Ale jaki jest sens kupna 50-tki z manualną skrzynią? Kup lepiej Zwykły skuter. A może kup sobie po prostu rower za 2 tysiące, a pozostałe 2 odłóż już sobie na prawo jazdy za te 2 lata. Ja w zeszłym roku też na 16 urodziny kupiłem sobie rower (taki konkretnie) i powiem ci, że zrobiłem już na nim 3 tysiące km. A spala mi 0L/100km. Często jeżdżę nim nawet poza miasto z kolegami i jest z tego niezła satysfakcja więc przemyśl też taką opcję.
Wydawało mi się, że pytanie w wątku nie było czy, ale jaki Jak dla mnie bardzo dobry pomysł wzięcia czegoś z manualną, bo zdecydowanie więcej dobrych nawyków sie wyrobi niż przy jeździe na kosiarce
Modelu nie doradzę, bo sie nie znam. Chciałem jednak zwrócić uwagę pozostałym użytkownikom, że to, że im się taki motorower nie przydaje nie oznacza, że nikomu się nie przyda. A nie jest to taka kasa jak np. B1 gdzie normalnie kurs, egzaminy w word, dość drogie i niełatwe do znalezienia autka.
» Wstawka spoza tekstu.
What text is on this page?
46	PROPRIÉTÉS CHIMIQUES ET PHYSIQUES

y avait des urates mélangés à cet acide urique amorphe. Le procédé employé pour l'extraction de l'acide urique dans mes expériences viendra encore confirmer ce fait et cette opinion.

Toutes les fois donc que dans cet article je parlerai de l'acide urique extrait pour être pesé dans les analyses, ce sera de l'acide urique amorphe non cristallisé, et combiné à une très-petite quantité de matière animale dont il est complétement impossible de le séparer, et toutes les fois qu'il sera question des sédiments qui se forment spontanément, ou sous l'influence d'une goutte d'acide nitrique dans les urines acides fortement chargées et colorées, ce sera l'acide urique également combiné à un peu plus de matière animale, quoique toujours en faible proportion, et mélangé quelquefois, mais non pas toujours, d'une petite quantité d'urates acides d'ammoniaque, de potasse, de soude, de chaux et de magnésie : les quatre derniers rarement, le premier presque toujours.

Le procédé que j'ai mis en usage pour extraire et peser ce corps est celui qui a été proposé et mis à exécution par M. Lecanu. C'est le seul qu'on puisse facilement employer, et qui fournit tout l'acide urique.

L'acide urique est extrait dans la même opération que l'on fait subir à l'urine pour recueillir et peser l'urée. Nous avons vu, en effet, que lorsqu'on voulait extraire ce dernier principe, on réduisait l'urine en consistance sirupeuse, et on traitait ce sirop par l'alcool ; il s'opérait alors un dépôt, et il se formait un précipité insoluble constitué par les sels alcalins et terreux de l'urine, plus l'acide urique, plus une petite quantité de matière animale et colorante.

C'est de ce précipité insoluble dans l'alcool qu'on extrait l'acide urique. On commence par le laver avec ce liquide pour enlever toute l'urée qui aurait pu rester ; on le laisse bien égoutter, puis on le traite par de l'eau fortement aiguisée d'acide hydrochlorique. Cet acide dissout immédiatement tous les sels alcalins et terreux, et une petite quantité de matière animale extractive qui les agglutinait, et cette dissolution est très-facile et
Na b1 to tylko maluch chyba ;D, również chcę zwrócić innym uwagę, ponieważ, to że niektórzy wolą rowery/samochody to nie znaczy, że każdy ma to lubieć, osobiście prawko na samochód mam, ale nie jeżdże nim dla frajdy. Aktualnie robię A kat. i przymierzam się do jakiejś 500 moto. Zdecydowanie wolę moto niż samochód. Swoim rometem przez 3 lata nabiłem ponad 10k km. (50cm)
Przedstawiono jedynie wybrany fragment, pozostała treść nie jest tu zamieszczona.